Long-Horizon Validation
Beyond this point-in-time benchmark, we also tested long-horizon bias over multiple turns during pre-launch testing for DX Terminal Pro. The results were consistent: the same name biases persist across multi-turn trading sessions. The bias doesn't wash out over time.
Applied to Real Trading
We used this analysis to select coins for DX Terminal Pro that are largely unbiased, ensuring the platform's AI agents make decisions based on market fundamentals rather than ticker-name preferences. This benchmark directly informs how we build trading systems.
Why MEMEbench Exists
DX Terminal Pro is an agents-only, real-money, adversarial memecoin trading market. Thousands of autonomous agents executing hundreds of thousands of swaps. Building at that scale surfaces insights you can't get from standard benchmarks.
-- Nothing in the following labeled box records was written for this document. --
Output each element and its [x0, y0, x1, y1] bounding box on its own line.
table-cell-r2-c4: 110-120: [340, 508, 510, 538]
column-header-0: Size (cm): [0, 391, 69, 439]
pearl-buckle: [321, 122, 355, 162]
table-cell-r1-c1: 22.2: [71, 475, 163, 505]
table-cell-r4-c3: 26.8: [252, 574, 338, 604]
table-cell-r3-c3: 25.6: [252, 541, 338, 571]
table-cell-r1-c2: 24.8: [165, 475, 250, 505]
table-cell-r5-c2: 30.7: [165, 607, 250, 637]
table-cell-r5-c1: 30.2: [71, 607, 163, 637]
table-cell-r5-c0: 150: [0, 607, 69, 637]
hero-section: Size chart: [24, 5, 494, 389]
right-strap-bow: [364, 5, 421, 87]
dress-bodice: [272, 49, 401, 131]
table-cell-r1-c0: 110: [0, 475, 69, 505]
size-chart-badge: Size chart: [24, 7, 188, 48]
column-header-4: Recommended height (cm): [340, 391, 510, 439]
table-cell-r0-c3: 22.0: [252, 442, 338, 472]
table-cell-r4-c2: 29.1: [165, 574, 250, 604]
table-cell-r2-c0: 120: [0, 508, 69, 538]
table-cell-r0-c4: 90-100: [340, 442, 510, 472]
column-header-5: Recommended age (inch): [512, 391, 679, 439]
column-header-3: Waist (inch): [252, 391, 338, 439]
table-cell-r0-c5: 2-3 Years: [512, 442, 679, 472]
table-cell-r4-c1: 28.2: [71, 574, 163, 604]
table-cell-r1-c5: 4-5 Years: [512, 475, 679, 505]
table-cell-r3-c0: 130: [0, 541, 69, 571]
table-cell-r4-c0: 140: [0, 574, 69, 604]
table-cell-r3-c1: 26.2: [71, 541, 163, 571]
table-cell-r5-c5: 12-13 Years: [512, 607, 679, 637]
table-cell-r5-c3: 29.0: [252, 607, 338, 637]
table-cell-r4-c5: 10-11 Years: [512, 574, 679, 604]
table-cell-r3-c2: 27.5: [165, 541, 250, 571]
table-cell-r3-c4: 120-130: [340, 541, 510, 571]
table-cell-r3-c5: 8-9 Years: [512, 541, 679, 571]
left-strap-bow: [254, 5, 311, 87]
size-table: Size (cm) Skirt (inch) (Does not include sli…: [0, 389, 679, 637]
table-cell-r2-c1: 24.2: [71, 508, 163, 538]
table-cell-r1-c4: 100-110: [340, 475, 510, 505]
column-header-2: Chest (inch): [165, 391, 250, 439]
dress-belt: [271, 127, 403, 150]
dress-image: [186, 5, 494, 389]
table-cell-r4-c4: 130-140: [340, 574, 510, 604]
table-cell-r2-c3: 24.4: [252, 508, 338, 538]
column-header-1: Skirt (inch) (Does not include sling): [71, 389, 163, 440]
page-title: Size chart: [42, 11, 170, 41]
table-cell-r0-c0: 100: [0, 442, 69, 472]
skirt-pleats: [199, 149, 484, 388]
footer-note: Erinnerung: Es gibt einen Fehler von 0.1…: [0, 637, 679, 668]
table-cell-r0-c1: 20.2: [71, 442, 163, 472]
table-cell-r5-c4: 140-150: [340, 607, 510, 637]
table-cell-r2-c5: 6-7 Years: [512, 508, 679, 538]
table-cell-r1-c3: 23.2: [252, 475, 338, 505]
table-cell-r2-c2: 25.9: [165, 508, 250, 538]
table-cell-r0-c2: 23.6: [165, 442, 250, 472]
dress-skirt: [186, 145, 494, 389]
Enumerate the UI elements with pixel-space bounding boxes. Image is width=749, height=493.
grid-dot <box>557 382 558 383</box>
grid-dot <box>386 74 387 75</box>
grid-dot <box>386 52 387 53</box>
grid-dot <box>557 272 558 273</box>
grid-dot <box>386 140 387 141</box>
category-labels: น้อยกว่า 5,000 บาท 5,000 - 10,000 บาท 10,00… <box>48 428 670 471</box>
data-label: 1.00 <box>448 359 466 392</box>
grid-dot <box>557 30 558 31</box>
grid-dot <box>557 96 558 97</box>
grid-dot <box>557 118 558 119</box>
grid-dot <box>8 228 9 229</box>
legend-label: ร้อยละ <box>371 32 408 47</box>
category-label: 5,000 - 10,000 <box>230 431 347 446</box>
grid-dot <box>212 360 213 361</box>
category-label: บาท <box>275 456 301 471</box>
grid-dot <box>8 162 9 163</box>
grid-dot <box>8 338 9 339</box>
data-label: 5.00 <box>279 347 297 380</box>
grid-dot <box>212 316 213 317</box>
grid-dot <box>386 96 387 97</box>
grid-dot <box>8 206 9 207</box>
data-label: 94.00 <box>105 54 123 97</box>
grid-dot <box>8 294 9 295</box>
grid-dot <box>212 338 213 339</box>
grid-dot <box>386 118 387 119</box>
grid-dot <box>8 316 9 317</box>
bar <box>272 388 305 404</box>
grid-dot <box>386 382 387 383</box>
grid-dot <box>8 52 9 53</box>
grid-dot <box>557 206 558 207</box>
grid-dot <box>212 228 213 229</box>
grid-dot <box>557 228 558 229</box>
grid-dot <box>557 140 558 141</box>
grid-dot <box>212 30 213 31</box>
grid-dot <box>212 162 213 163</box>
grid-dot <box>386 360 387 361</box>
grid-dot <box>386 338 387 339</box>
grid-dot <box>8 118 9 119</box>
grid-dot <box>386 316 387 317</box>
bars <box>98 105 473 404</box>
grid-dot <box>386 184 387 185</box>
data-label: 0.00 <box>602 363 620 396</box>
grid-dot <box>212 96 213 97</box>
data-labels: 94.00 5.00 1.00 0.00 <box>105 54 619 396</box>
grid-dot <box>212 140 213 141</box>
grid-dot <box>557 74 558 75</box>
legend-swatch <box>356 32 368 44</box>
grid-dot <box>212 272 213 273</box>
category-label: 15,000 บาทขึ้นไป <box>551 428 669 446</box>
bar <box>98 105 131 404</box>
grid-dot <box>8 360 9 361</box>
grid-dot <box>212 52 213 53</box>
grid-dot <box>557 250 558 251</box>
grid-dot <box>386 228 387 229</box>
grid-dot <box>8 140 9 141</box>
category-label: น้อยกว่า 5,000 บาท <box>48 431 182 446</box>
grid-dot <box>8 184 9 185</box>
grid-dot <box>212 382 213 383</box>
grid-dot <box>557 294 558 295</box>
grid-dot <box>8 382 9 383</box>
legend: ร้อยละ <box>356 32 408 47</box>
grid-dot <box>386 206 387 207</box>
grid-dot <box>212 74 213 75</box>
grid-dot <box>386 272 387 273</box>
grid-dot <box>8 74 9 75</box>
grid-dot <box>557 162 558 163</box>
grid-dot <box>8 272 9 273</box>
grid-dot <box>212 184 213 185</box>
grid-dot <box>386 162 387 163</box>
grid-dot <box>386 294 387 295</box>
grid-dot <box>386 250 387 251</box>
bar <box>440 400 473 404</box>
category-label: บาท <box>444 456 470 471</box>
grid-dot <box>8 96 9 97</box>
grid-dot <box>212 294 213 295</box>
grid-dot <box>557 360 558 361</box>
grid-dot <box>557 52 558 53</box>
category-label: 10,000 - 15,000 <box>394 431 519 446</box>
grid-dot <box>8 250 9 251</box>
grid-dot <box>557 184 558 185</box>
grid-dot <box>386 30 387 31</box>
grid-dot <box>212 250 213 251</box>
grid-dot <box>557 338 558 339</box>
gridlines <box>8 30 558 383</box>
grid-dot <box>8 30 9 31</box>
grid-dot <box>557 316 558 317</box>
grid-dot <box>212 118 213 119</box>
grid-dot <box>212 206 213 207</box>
Trading agents need better and more obscure benchmarks — ones that test the subtle biases and failure modes that only show up in real-world adversarial conditions. MEMEbench is one of those experiments. It's part of the terminal.markets benchmark suite, alongside CEOBench, with more to come.
We believe these experiments are critical to our focus on building the future of onchain agents.